Martin looked blank. ‘What’s that, then?’
Mustansar looked at him with disbelief. ‘That would be the Sacred Mosque of Mecca.’
Martin slumped in his seat and said, ‘Bollocks.’
But Julia looked up. ‘And she’s going to burn an effigy of it? In Walsall?’ She was beaming now. ‘Oh yes, the viewers will certainly take that in the light-hearted spirit it was intended. I take it all back, Martin – you’re a genius!’
Back at their desks, Frank said to Julia: ‘You enjoyed that, didn’t you?’
‘It was a small recompense for sitting through the rest of that crap. That man is such an idiot. He has such a low opinion of the viewers. He thinks they’re imbeciles.’ She paused, but Frank could tell she was only just getting started. ‘He’s not the only one, of course.
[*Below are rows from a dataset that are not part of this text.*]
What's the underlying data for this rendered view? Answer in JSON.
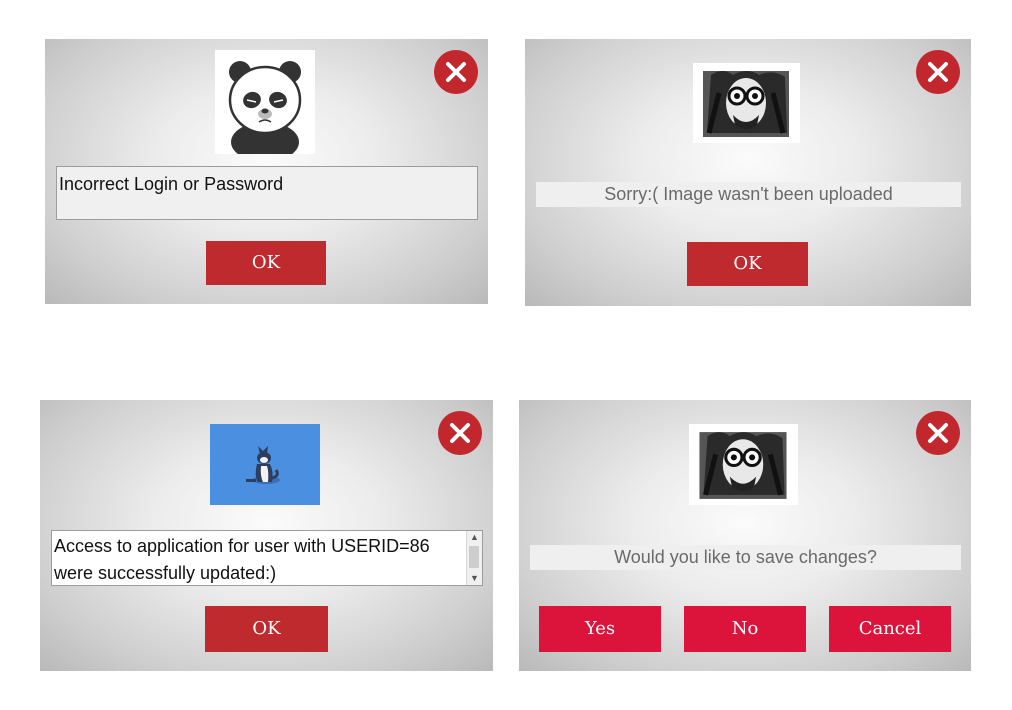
{
  "dialogs": [
    {
      "image": "sad-panda",
      "message": "Incorrect Login or Password",
      "buttons": [
        "OK"
      ]
    },
    {
      "image": "binocular-man",
      "message": "Sorry:( Image wasn't been uploaded",
      "buttons": [
        "OK"
      ]
    },
    {
      "image": "husky-dog",
      "message_lines": [
        "Access to application for user with USERID=86",
        "were successfully updated:)"
      ],
      "buttons": [
        "OK"
      ]
    },
    {
      "image": "binocular-man",
      "message": "Would you like to save changes?",
      "buttons": [
        "Yes",
        "No",
        "Cancel"
      ]
    }
  ],
  "icons": {
    "close": "close-x-icon",
    "scroll_up": "chevron-up-icon",
    "scroll_down": "chevron-down-icon"
  },
  "colors": {
    "close": "#c1272d",
    "ok_button": "#be2a2d",
    "choice_button": "#dc143c",
    "image_blue": "#4a8fe0"
  }
}
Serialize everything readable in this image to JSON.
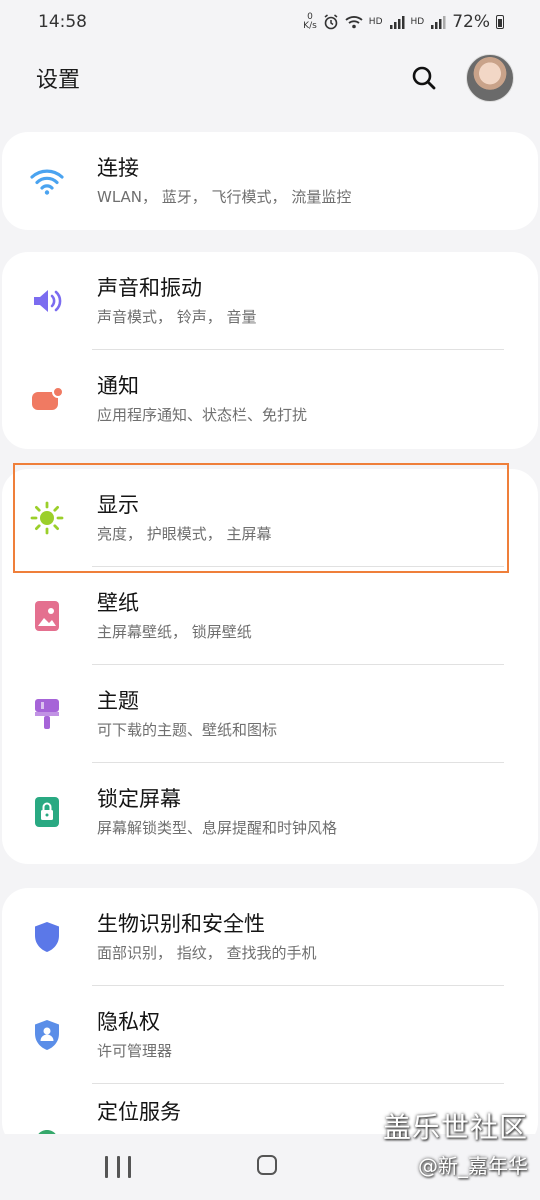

I wonder sometimes who we are making this programme for. People who are desperate to hear us repackage press releases from the fire service? People who demand no greater interactivity than an email address on the screen? People who can’t focus on anything for longer than a minute and a half? All we do is bombard people with these random, decontextualized jumbles of facts and faces. Don’t you ever wonder who actually watches this programme?’
‘Well, people do watch us – there are viewing figures.’
‘Watch us? Really watch us? Do you reckon? Okay, maybe older people who’ve always watched us. But the bulk of those figures – we’re just on in the background. A familiar noise while they’re eating their tea.’
Frank shook his head. ‘But regional news is important. The small-scale, the local – that matters to people, it matters to me. Why shouldn’t we be able to see stories that happen here? Why shouldn’t we have a sense of our own identity?’